According to a 2009 Birmingham News article, Tuberville is an amateur stock guru. Also named in the lawsuit is John David Stroud, whom Tuberville reportedly works with at TS Capital Partners, Stroud Capital and eight other entities.
In the complaint, Tuberville and Stroud are accused of a number of things, including, but not limited to, falsifying client statements, failing to file tax returns and mixing their own assets with those of their clients. There are reportedly seven plaintiffs in the case who are seeking damages.
Update: Tuesday, Feb. 28 at 6:20 p.m. EST
According to ESPN, Tuberville denied any wrongdoing after the lawsuit was filed on Friday. Tuberville said he was "surprised" to learn of the lawsuit.
Tuberville's full statement, released by his lawyer, reads, per ESPN:
Coach Tuberville was surprised to learn of the pending lawsuit involving TS Capital Partners, LLC and he categorically denies any wrongdoing which has been attributed to him in this suit. He has never even met or spoken with most of the plaintiffs and he is acquainted minimally with the few other plaintiffs only because they were employees at TS Capital Partners, LLC. Coach Tuberville absolutely never solicited any investment from any of these or other individuals.
It is important to note that Coach Tuberville himself invested significant funds and has never received any return from his own investment. Accordingly, he is hopeful the plaintiffs, who were employees, can help to provide answers as to what transpired. Coach Tuberville has cooperated with every regulatory inquiry and not a single one has asserted that he was involved in any wrongdoing. He intends to vigorously defend the allegations made against him and is confident he will be exonerated.
What It Means
If found guilty, Tuberville is obviously in quite a bit of trouble. Fraud, especially at such a high monetary level, is a major issue that the university may not want anything to do with. If found guilty, Tuberville's reputation will essentially be ruined and he could find himself out of a job.
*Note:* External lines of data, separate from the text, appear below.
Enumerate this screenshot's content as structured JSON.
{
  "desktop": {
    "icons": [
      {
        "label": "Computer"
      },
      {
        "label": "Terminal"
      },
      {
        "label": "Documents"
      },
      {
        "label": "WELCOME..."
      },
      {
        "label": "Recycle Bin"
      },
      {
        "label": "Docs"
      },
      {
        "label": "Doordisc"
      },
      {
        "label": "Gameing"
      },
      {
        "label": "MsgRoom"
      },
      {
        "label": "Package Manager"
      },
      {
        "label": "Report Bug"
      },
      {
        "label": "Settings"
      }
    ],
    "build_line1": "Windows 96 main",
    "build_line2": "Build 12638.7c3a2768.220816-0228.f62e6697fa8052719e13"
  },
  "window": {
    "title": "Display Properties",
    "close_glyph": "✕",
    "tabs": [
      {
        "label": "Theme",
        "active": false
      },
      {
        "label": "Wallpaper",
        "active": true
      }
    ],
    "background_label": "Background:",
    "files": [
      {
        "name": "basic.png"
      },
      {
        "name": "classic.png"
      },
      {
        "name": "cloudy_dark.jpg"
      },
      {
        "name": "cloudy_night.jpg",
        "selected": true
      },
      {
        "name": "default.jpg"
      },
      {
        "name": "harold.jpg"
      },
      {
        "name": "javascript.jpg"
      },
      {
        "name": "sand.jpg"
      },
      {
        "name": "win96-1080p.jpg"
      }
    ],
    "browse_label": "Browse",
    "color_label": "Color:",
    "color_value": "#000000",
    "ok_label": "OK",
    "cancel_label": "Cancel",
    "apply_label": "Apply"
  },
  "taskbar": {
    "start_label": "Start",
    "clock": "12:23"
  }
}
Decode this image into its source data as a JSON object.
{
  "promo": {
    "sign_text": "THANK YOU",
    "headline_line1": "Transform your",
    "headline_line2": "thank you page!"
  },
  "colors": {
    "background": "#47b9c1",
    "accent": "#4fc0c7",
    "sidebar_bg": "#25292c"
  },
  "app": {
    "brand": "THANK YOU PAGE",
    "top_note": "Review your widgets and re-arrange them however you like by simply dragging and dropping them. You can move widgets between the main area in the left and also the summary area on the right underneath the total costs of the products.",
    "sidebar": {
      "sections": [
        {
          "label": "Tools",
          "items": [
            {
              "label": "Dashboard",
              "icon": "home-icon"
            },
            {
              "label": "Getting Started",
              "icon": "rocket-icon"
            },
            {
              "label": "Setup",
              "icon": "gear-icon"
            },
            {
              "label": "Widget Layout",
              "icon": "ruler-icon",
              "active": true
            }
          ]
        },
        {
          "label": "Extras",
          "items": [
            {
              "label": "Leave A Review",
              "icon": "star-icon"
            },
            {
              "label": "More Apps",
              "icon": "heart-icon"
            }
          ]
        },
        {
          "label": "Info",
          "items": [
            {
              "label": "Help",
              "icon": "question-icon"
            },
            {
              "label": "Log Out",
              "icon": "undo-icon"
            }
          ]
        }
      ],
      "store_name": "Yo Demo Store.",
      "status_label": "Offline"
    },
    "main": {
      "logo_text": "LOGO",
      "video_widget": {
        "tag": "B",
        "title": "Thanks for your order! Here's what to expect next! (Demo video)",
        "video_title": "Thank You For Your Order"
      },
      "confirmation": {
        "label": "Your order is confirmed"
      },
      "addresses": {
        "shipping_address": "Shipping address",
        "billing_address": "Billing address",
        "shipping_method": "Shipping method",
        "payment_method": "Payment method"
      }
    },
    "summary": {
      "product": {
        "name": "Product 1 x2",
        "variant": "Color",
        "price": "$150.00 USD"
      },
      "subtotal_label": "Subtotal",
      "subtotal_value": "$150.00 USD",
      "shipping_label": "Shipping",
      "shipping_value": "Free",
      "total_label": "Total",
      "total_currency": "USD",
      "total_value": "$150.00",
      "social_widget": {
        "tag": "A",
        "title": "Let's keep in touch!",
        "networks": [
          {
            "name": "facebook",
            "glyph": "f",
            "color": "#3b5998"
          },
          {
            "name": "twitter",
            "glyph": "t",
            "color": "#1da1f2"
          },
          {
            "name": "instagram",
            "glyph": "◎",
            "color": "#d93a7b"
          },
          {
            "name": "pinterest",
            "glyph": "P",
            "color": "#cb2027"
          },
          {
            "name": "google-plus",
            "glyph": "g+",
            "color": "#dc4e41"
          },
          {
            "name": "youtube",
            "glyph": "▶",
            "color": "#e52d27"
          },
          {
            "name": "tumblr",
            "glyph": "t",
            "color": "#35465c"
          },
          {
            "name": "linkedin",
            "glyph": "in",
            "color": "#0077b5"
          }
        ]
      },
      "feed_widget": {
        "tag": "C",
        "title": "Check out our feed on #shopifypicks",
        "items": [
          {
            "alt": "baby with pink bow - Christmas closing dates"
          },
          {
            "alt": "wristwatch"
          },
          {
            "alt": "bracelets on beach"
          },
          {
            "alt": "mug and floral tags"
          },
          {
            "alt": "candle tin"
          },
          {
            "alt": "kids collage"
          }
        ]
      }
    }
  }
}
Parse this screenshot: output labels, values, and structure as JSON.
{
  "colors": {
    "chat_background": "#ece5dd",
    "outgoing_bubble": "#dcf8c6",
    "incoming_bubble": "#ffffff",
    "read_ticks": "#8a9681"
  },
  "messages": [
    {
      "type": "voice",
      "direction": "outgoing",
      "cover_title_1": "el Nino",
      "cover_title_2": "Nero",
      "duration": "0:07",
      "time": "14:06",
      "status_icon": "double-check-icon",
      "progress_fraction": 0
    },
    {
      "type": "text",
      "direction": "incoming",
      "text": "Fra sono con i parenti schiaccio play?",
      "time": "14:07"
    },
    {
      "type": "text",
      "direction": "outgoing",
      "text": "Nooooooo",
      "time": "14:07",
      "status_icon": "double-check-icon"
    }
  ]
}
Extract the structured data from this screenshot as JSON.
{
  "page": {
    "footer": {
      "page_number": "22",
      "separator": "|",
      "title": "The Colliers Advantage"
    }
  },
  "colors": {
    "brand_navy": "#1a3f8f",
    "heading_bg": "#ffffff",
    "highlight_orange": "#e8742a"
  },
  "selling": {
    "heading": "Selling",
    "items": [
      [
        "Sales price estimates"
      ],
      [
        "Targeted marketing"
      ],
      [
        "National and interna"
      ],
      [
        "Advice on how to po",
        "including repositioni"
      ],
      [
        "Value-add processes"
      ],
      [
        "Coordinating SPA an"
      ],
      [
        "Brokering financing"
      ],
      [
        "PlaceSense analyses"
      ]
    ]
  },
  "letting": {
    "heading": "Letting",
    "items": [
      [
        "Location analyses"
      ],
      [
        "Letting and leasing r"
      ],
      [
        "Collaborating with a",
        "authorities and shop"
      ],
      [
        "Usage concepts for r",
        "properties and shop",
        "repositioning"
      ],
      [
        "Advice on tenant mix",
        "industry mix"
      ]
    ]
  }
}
Tuberville makes over $2 million per year at Texas Tech, so a payment plan to compensate the plaintiffs shouldn't be an issue if he loses the case.
What Happens Next
Nothing is set in stone, but a trial seems like the next logical step unless Tuberville and Stroud are willing to settle with the plaintiffs outside of court. According to the report, the plaintiffs have asked for their money to be returned, but it is believed that the money has been squandered.
With such grand charges hanging over him, you have to wonder how much Tuberville will be able to focus on football moving forward. At some point, either he or Texas Tech will have to make a decision on his future, and it may not be a long before we learn his fate in Lubbock.